Snowplow already provides a few tools for identifying events from non-human devices (“crawlers”, “bots”, etc.) however most of these function based on metadata collected with events, like the User Agent string and IP address (e.g., the IAB Bots and Spiders enrichment) which is also used to flag bot traffic in Google Analytics.
As User Agents are progressively frozen to include less descriptive information and bots become more sophisticated, these methods are becoming ineffective over time.
Breaking existing CAPTCHAs is now a well known and inexpensive problem with more exotic methods like generating convincing mouse trajectories to fool newer CAPTCHAs starting to enter the wild.
Unlike more traditional CAPTCHAs which may require the user to interactively identify text, traffic lights, boats or decode The Da Vinci Code, the passive capture uses background signals from the users’ browser including typing speed and mouse movements to determine just how human a user is. As reCAPTCHA has a wide deployment (several million sites) Google uses these signals combined with machine learning to return a score from 0.0 to 1.0 that can now be attached to your Snowplow events.
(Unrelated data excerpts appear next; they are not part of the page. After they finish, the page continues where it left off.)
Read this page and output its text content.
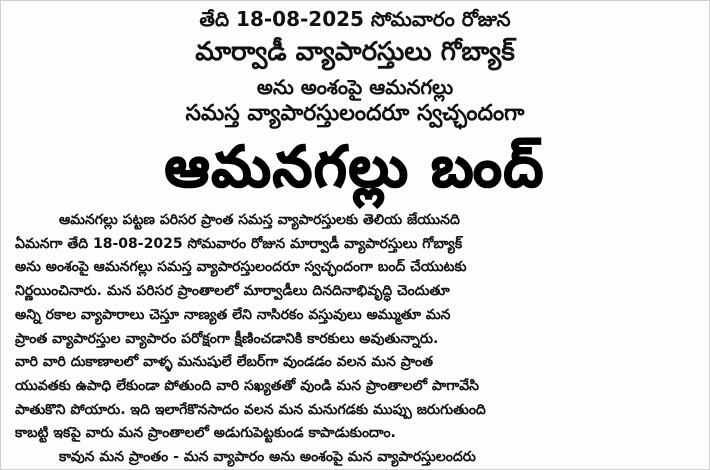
తేది 18-08-2025 సోమవారం రోజున
మార్వాడీ వ్యాపారస్తులు గోబ్యాక్
అను అంశంపై ఆమనగల్లు
సమస్త వ్యాపారస్తులందరూ స్వచ్ఛందంగా
ఆమనగల్లు బంద్
ఆమనగల్లు పట్టణ పరిసర ప్రాంత సమస్త వ్యాపారస్తులకు తెలియ జేయునది
ఏమనగా తేది 18-08-2025 సోమవారం రోజున మార్వాడీ వ్యాపారస్తులు గోబ్యాక్
అను అంశంపై ఆమనగల్లు సమస్త వ్యాపారస్తులందరూ స్వచ్ఛందంగా బంద్ చేయుటకు
నిర్ణయించినారు. మన పరిసర ప్రాంతాలలో మార్వాడీలు దినదినాభివృద్ధి చెందుతూ
అన్ని రకాల వ్యాపారాలు చెస్తూ నాణ్యత లేని నాసిరకం వస్తువులు అమ్ముతూ మన
ప్రాంత వ్యాపారస్తుల వ్యాపారం పరోక్షంగా క్షీణించడానికి కారకులు అవుతున్నారు.
వారి వారి దుకాణాలలో వాళ్ళ మనుషులే లేబర్‌గా వుండడం వలన మన ప్రాంత
యువతకు ఉపాధి లేకుండా పోతుంది వారి సఖ్యతతో వుండి మన ప్రాంతాలలో పాగావేసి
పాతుకొని పోయారు. ఇది ఇలాగేకొనసాదం వలన మన మనుగడకు ముప్పు జరుగుతుంది
కాబట్టి ఇకపై వారు మన ప్రాంతాలలో అడుగుపెట్టకుండ కాపాడుకుందాం.
కావున మన ప్రాంతం - మన వ్యాపారం అను అంశంపై మన వ్యాపారస్తులందరు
From a technical perspective reCAPTCHA v3 is requested in the background and requests a short-lived (2 minute) token which is then attached as an entity to a Snowplow event. This can be attached to all events – or only a subset of events if required.
As with many methods this detection is probabilistic so there is always the possibility of false positives and false negatives so we recommend considering combining this technique with additional detection methods such as intrusion detection systems and UI honeypots.